Indexing SQL Server Queries For Performance: Fixing Windowing Functions

I’m The Face


A lot of the time, the answer to performance issues with ranking windowing functions is simply to get Batch Mode involved. Where that’s not possible, you may have to resort to adding indexes.

Sometimes, even with Batch Mode, there is additional work to be done, but it really does get a lot of the job done.

In this post I’m going to cover some of the complexities of indexing for ranking windowing functions when there are additional considerations for indexing, like join and where clause predicates.

I also want to show you the limitations of indexing for solving performance problems for ranking windowing functions in Row Mode. This will be especially painful for developers forced to use Standard Edition, where Batch Mode is hopelessly hobbled into oblivion.

At some point, the amount of data that you’re dealing with becomes a bad fit for ranking windowing functions, and other approaches make more sense.

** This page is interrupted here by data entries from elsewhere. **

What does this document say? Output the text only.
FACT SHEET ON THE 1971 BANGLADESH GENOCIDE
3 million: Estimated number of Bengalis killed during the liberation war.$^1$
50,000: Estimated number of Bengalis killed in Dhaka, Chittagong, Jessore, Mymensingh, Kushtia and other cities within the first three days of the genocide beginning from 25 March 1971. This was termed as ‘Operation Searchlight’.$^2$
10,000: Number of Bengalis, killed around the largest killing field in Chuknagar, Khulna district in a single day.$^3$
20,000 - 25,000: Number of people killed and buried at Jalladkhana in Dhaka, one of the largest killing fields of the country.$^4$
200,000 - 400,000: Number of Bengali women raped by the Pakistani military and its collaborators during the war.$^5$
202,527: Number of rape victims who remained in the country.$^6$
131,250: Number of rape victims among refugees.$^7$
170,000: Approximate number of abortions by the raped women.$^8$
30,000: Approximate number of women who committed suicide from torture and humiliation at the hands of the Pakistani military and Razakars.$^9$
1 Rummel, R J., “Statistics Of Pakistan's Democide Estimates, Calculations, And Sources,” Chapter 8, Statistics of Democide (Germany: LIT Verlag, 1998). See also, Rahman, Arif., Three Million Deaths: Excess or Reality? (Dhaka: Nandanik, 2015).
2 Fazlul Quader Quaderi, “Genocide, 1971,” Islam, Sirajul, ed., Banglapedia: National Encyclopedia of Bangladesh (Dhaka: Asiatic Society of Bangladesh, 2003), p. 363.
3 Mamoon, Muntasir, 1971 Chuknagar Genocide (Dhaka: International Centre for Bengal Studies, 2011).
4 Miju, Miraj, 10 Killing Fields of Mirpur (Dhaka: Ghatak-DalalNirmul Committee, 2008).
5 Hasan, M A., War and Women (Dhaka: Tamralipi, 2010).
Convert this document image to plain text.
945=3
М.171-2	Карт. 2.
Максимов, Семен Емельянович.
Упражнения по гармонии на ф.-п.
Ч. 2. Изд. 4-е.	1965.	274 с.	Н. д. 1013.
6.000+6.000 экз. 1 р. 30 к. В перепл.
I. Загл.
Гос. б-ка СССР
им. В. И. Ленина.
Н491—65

Of course, there are plenty of things that other variety of windowing functions do, that simple query rewrites don’t cover.

Here are some examples:

sql server windowing functions
playing favorites

I realize that aggregate and analytic functions have many more options available, but there are only four ranking functions, and here at Darling Data, we strive for symmetry and equality.

It would be difficult to mimic the results of some of those — particularly the analytic functions — without performance suffering quite a bit, complicated self-joins, etc.

But, again, Batch Mode.

Hey Dude


Let’s start with a scenario I run into far too often: tables with crappy supporting indexes.

These aren’t too-too crappy, because I only have so much patience (especially when I know a blog post is going to be on the long side).

The index on Posts gets me to the data I care about fast enough, and the index on Votes allows for easy Apply Nested Loops seeking to support the Cross Apply.

There are some unnecessary includes in the index on Votes, because the demo query itself changed a bit as I was tweaking things.

But you know, if there’s one thing I’ve learned about SQL Server, there are lots of unnecessary includes in nonclustered indexes because of queries changing over the years.

CREATE INDEX
    p
ON dbo.Posts
    (PostTypeId)
INCLUDE
    (Score)
WITH
    (SORT_IN_TEMPDB = ON, DATA_COMPRESSION = PAGE);

CREATE INDEX 
    v 
ON dbo.Votes
    (PostId) 
INCLUDE 
    (UserId, BountyAmount, VoteTypeId, CreationDate) 
WITH
    (SORT_IN_TEMPDB = ON, DATA_COMPRESSION = PAGE);

Now, the query I’m using is quite intentionally a bit of a stress test. I’m using two of the larger tables in the database, Posts and Votes.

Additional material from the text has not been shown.